Evaluation Details

Methodology

Evaluation Parameters

SEA-HELM evaluations are conducted using the following parameters:

  • Number of evaluation runs: 8 independent runs per model

  • Generation parameters: We use the model-specific defaults when available in the model configurations. For any unspecified parameters, we apply the vLLM default settings.
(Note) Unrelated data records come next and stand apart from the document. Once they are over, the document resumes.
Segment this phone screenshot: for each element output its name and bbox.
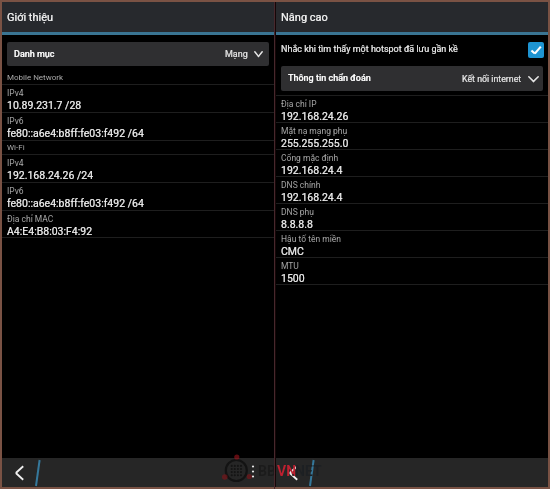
staticText: DNS phụ xyxy=(281,207,314,217)
staticText: 192.168.24.4 xyxy=(281,191,343,203)
staticText: IPv6 xyxy=(7,186,24,196)
staticText: 192.168.24.26 /24 xyxy=(7,169,94,181)
staticText: Mobile Network xyxy=(7,73,64,82)
button[interactable]: IPv6 xyxy=(2,113,274,140)
button[interactable]: IPv4 xyxy=(2,155,274,182)
staticText: Địa chỉ IP xyxy=(281,99,317,109)
button[interactable]: Home xyxy=(304,458,316,487)
staticText: A4:E4:B8:03:F4:92 xyxy=(7,225,93,237)
staticText: fe80::a6e4:b8ff:fe03:f492 /64 xyxy=(7,197,144,209)
staticText: 192.168.24.4 xyxy=(281,164,343,176)
button[interactable]: Home xyxy=(30,458,42,487)
staticText: IPv4 xyxy=(7,158,24,168)
staticText: Địa chỉ MAC xyxy=(7,214,54,224)
staticText: 10.89.231.7 /28 xyxy=(7,99,82,111)
staticText: Mặt nạ mạng phụ xyxy=(281,126,348,136)
staticText: fe80::a6e4:b8ff:fe03:f492 /64 xyxy=(7,127,144,139)
button[interactable]: DNS phụ xyxy=(276,204,548,230)
button[interactable]: Địa chỉ MAC xyxy=(2,211,274,237)
staticText: BB xyxy=(258,463,276,479)
staticText: Mạng xyxy=(225,49,248,60)
staticText: Nhắc khi tìm thấy một hotspot đã lưu gần… xyxy=(281,44,458,55)
button[interactable]: Mặt nạ mạng phụ xyxy=(276,123,548,149)
staticText: Thông tin chẩn đoán xyxy=(288,73,371,84)
button[interactable]: Back xyxy=(12,465,28,481)
button[interactable]: MTU xyxy=(276,258,548,284)
button[interactable]: Nhắc khi tìm thấy một hotspot đã lưu gần… xyxy=(276,35,548,66)
button[interactable]: DNS chính xyxy=(276,177,548,203)
staticText: Giới thiệu xyxy=(7,11,54,24)
staticText: Cổng mặc định xyxy=(281,153,339,163)
staticText: MTU xyxy=(281,261,299,271)
staticText: Hậu tố tên miền xyxy=(281,234,341,244)
button[interactable]: Notify when a saved hotspot is nearby xyxy=(528,42,544,58)
staticText: IPv6 xyxy=(7,116,24,126)
button[interactable]: IPv4 xyxy=(2,85,274,112)
button[interactable]: Thông tin chẩn đoán xyxy=(281,66,543,91)
staticText: Kết nối internet xyxy=(462,74,522,84)
button[interactable]: IPv6 xyxy=(2,183,274,210)
staticText: CMC xyxy=(281,245,304,257)
staticText: 192.168.24.26 xyxy=(281,110,349,122)
staticText: VN xyxy=(277,463,297,479)
staticText: 1500 xyxy=(281,272,305,284)
button[interactable]: Back xyxy=(286,465,302,481)
button[interactable]: Cổng mặc định xyxy=(276,150,548,176)
button[interactable]: Danh mục xyxy=(7,42,269,66)
staticText: Wi-Fi xyxy=(7,143,25,152)
staticText: IPv4 xyxy=(7,88,24,98)
button[interactable]: Địa chỉ IP xyxy=(276,96,548,122)
staticText: .NET xyxy=(291,463,322,479)
button[interactable]: Hậu tố tên miền xyxy=(276,231,548,257)
staticText: 8.8.8.8 xyxy=(281,218,313,230)
staticText: Danh mục xyxy=(14,49,55,60)
staticText: 255.255.255.0 xyxy=(281,137,349,149)
staticText: Nâng cao xyxy=(281,11,328,24)
staticText: DNS chính xyxy=(281,180,321,190)
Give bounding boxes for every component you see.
Note: All prompts in SEA-HELM are presented in their native languages using zero-shot prompting.

Scoring

Score Aggregation Methodology

Our scoring system follows a hierarchical approach, aggregating results from individual tasks up to the overall SEA score:

  • 📋 Task Level

    Individual task scores are calculated as the mean across all 8 evaluation runs. Standard errors use the clustered standard error methodology as detailed in Miller (2024).

  • 🎯 Competency Level

    For each evaluation run, we calculate competency scores by averaging all task scores within that competency area. The final competency score and its standard error are derived from the mean and standard error of these per-run scores.

  • 🌏 Language Level

    Language scores aggregate all competency scores available for that specific language, calculated using the same approach as the competency-level aggregation.

  • 🏆 SEA Level (Overall Score)

    The SEA score represents the performance across all Southeast Asian languages and is calculated as the aggregate of the individual language scores with their respective standard errors. This calculation follows the same approach as the competency-level aggregation.